It can get a little spendy to get set up with all that stuff but not near as spendy as a new Hoyt with all the crap you gotta hang on it to make it shoot. The main thing I have a hard time coming up with these days is the TIME you gotta put into building all that stuff. I work a bunch of hours in my taxidermy shop and have a bunch of other stuff to divide my time as well, so finding time to build bows and arrows is a luxury. AP has all the time in the world to dink off. He's usually under his first horse by 5 in the morning and done with seven shoe jobs and 4 trims by noon. Then he sashays to the bank with a grand in his pocket and after lunch has the rest of the day to do what ever he wants. Man I wish I was still a Farrier... :mrgreen:


----------



## longbow (Mar 31, 2009)

Wow Tex-o-Bob, Those are some fine arrows. You've got some talent there. I hope you get one of them bloody this fall.


----------



## longbow (Mar 31, 2009)

These are old arrows and they've been shot a lot but I was so proud of myself I just had to post them.
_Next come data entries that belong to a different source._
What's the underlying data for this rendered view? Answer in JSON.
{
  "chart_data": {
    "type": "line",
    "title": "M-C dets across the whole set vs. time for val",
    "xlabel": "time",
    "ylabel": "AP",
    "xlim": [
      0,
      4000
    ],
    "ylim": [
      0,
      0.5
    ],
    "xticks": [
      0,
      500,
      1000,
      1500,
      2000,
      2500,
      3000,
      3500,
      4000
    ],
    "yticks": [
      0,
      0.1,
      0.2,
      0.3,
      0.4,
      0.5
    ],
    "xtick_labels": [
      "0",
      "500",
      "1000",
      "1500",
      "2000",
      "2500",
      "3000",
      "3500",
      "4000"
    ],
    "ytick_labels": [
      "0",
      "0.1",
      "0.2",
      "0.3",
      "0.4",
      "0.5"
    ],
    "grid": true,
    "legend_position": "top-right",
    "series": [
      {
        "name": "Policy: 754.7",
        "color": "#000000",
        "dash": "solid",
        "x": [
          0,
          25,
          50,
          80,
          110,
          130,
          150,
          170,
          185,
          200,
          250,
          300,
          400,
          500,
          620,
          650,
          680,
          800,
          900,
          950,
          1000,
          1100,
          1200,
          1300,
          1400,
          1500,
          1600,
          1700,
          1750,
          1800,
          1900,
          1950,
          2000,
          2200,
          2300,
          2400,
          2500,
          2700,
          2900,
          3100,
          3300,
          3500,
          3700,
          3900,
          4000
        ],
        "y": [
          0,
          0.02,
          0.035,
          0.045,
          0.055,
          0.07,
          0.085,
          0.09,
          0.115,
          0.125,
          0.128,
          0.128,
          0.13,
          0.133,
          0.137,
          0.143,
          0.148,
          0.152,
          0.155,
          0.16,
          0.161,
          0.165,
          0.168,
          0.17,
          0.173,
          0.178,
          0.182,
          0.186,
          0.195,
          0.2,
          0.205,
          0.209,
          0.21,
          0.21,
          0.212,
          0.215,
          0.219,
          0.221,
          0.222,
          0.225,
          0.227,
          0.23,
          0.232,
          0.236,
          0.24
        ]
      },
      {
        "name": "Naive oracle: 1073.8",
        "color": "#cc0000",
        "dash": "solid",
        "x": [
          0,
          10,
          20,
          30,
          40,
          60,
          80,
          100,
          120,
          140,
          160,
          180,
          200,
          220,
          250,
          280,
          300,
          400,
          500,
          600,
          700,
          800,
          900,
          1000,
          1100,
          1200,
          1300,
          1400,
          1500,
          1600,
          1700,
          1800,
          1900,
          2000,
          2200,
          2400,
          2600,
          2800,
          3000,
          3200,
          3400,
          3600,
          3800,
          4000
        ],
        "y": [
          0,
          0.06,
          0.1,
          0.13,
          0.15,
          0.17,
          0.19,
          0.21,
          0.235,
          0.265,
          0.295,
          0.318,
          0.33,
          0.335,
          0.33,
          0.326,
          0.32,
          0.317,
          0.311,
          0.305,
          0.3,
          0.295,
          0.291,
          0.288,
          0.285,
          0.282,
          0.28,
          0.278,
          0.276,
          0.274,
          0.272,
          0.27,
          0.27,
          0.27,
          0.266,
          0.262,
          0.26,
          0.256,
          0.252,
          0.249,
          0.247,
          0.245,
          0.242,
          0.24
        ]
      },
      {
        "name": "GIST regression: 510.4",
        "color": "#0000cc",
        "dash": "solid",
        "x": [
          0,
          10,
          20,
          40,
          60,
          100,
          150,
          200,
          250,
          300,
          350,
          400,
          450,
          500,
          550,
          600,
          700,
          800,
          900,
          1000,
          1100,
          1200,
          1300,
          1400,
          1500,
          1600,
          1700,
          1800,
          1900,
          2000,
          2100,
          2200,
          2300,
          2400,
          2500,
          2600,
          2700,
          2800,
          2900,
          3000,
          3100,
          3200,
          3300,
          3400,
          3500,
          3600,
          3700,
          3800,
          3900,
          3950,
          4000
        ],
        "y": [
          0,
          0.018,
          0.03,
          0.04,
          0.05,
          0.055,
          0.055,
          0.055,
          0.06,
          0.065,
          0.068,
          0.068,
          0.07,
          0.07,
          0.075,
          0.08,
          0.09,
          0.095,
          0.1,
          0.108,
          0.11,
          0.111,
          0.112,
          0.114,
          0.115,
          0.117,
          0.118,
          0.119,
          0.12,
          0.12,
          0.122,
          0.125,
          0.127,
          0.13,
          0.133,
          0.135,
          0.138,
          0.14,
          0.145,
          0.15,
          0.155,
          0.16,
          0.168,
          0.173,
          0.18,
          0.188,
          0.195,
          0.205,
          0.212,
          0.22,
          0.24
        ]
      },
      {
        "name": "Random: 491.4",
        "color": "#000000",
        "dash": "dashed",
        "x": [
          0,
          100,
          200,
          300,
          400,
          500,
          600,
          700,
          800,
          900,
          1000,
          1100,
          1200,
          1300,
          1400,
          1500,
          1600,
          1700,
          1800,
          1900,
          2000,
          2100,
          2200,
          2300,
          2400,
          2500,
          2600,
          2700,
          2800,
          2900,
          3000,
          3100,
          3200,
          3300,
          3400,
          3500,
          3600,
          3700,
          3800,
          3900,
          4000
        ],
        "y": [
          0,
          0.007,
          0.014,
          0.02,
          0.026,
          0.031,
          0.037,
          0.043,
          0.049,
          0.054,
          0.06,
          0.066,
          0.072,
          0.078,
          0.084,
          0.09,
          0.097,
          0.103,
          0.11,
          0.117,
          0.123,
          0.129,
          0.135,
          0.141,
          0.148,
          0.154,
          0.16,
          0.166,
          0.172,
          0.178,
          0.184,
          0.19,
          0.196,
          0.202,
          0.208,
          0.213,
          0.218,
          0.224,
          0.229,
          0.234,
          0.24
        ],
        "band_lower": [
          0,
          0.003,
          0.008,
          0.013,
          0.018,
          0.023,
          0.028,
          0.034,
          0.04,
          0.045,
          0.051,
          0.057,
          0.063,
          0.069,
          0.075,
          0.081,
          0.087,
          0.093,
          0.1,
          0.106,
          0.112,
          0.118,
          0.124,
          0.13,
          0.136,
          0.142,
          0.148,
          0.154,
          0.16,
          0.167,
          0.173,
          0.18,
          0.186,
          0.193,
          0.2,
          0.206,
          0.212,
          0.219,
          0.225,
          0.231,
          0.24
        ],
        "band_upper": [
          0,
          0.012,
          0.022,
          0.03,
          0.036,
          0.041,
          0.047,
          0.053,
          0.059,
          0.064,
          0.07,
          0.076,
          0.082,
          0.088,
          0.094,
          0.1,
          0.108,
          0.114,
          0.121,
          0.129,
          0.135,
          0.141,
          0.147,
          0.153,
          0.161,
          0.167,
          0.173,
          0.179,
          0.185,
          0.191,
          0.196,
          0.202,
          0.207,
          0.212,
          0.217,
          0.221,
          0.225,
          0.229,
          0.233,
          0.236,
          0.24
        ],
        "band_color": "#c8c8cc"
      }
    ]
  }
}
They're definately not as fine work as TEX-O-BOB's but I have no creative abilities either. I have a bunch of footed shafts I made a long time ago, a box of turkey feathers and some paint. I think I got the bug to make up another dozen arrows.


----------



## TEX-O-BOB (Sep 12, 2007)

Those are way cool dude! Footed arrow shafting is one thing I've never tried. I've got the Purple Heart wood and the jig to do it with but have never carried out the deed. Hell, I've even got a bunch of barred turkey feathers I died purple just for the occasion. One of these days when I get some spare time... :lol: :roll:


----------



## Rock Pile (Jul 15, 2008)

Looks like those feathers could use a good steam job-------but nice anyway.


----------



## longbow (Mar 31, 2009)

I know they need something. They're pretty ragged for sure. These arrows have been shot a lot and I can't get the quills to marry back together. I think TEX-O-BOB got me thinking about whipping up a new batch. I just need to get off my duff and do it now.


----------



## TEX-O-BOB (Sep 12, 2007)

-~|- Hyaa Mule!


----------



## Anaconda Pintler (Oct 29, 2007)

I been known to foot a few!!! buwahaha what is your flavor, purple heart and cedar combo or my favorite osage and walnut? I likey the latter!!


----------